Rachel Johnson
- Born: February 5, 1991 (age 34)
- Height: 1.7 m (5 ft 7 in)
- Weight: 82 kg (181 lb)

Rugby union career
- Position: Flanker

Senior career
- Years: Team / Apps / (Points)
- 2020–2025: Exeter Chiefs / 65 / (125)
- 2025–: Denver Onyx / 1 / (1)

International career
- Years: Team / Apps / (Points)
- 2018–: United States / 40 / (20)

= Rachel Johnson (rugby union) =

US international rugby union player

Rachel Johnson (born February 5, 1991) is an American rugby union player. She plays Flanker for the United States and for Exeter Chiefs in the Premier 15s.

== Background ==
Johnson has a bachelor's degree in Community Health from Portland State University.

== Rugby career ==
Johnson made her Eagles debut against New Zealand in 2018. She joined Exeter Chiefs in 2020 and scored a try on her debut against Saracens and thus ending their 33-match winning streak.

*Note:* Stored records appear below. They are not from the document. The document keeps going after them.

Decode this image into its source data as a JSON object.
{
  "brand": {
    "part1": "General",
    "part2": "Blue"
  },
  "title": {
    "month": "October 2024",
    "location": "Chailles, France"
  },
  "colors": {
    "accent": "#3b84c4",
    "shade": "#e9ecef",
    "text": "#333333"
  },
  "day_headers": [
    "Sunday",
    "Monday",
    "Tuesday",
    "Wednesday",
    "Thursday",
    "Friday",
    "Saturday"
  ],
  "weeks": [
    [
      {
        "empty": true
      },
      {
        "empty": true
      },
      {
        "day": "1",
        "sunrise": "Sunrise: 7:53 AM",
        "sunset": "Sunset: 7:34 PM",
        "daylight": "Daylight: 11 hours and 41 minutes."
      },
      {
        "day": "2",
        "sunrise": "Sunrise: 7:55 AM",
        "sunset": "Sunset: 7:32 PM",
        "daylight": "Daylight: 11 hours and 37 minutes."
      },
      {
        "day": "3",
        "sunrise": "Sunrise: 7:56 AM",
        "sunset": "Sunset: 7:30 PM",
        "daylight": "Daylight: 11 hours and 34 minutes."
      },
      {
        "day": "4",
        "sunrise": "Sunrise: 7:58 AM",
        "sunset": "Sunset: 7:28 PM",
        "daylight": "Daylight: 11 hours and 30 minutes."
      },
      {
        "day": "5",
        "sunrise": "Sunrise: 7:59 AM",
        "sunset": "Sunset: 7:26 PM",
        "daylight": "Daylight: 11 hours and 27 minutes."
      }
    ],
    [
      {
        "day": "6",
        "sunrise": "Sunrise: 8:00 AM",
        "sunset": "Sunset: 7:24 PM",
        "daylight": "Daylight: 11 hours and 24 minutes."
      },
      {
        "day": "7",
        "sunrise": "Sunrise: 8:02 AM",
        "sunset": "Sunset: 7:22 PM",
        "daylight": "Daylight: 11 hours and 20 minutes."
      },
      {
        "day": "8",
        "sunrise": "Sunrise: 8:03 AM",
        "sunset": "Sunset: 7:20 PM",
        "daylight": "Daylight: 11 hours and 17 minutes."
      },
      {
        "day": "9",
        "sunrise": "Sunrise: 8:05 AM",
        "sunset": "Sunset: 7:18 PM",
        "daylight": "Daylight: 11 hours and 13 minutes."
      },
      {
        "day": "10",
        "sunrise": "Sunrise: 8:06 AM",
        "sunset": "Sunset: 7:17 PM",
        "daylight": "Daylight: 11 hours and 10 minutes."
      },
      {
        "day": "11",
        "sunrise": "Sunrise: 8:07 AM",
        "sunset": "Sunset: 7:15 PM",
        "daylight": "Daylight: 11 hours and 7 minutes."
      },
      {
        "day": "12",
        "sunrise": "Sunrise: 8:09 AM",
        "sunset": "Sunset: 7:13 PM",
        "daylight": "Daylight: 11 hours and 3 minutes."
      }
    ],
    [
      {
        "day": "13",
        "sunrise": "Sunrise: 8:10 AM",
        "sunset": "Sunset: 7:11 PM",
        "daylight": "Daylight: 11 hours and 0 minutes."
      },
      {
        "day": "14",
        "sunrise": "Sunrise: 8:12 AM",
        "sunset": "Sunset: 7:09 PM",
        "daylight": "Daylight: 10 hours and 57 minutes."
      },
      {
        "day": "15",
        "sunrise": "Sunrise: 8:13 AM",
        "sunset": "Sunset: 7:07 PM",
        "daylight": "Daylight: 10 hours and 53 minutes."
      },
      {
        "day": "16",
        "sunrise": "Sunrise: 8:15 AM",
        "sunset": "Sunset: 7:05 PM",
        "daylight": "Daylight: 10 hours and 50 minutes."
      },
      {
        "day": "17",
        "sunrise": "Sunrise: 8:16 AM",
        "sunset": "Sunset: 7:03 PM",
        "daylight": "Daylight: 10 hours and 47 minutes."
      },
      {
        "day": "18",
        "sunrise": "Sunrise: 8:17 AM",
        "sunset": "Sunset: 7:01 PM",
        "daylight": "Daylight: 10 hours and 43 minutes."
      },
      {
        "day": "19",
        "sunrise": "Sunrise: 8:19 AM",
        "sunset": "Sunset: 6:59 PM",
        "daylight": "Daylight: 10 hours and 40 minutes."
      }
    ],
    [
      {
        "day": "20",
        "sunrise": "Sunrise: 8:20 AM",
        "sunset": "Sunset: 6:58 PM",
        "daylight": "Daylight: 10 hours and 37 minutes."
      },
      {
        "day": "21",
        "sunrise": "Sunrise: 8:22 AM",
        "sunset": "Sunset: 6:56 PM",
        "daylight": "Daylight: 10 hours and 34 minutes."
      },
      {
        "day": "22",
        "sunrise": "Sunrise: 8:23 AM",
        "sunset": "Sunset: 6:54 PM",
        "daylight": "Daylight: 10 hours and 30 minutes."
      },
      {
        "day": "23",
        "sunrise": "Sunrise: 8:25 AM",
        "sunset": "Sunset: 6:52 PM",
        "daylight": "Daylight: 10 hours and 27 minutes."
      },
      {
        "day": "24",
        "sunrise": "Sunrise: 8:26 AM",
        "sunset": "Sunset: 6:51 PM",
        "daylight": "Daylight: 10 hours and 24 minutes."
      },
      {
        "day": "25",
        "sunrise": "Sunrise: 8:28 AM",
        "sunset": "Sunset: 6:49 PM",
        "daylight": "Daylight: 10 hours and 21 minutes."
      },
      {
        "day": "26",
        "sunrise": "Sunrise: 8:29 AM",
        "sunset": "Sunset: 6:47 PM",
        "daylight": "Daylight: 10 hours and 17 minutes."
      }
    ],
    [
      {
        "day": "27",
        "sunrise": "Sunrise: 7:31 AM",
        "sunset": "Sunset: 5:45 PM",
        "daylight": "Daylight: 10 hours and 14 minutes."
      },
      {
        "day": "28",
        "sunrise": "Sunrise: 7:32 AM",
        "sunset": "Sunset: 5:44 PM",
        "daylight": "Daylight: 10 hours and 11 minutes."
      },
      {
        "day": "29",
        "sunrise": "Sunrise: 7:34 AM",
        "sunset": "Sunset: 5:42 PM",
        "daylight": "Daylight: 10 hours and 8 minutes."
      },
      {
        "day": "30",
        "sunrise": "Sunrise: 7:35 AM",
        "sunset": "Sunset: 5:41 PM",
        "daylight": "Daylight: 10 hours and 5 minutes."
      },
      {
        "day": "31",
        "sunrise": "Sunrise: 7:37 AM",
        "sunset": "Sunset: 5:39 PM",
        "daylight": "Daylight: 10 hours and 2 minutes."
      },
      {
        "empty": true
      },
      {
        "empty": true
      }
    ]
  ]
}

She was named in the Eagles squad for the 2022 Pacific Four Series in New Zealand. She was selected in the Eagles squad for the 2021 Rugby World Cup in New Zealand.

Johnson was named in the Eagles traveling squad for the 2023 Pacific Four Series.

In 2025, she announced her retirement from Exeter Chiefs and the Premiership Women's Rugby competition. She is committed to playing for the Eagles in the Pacific Four Series in May and the Rugby World Cup, which will kickoff in August this year, but would not be returning to the PWR for the 2025–2026 season. She joined the Denver Onyx for the inaugural season of the Women's Elite Rugby competition.

She started in the Eagles 33–39 loss to Japan in Los Angeles on April 26, 2025. On July 17, she was selected for the Eagles side to the 2025 Women's Rugby World Cup that will be held in England.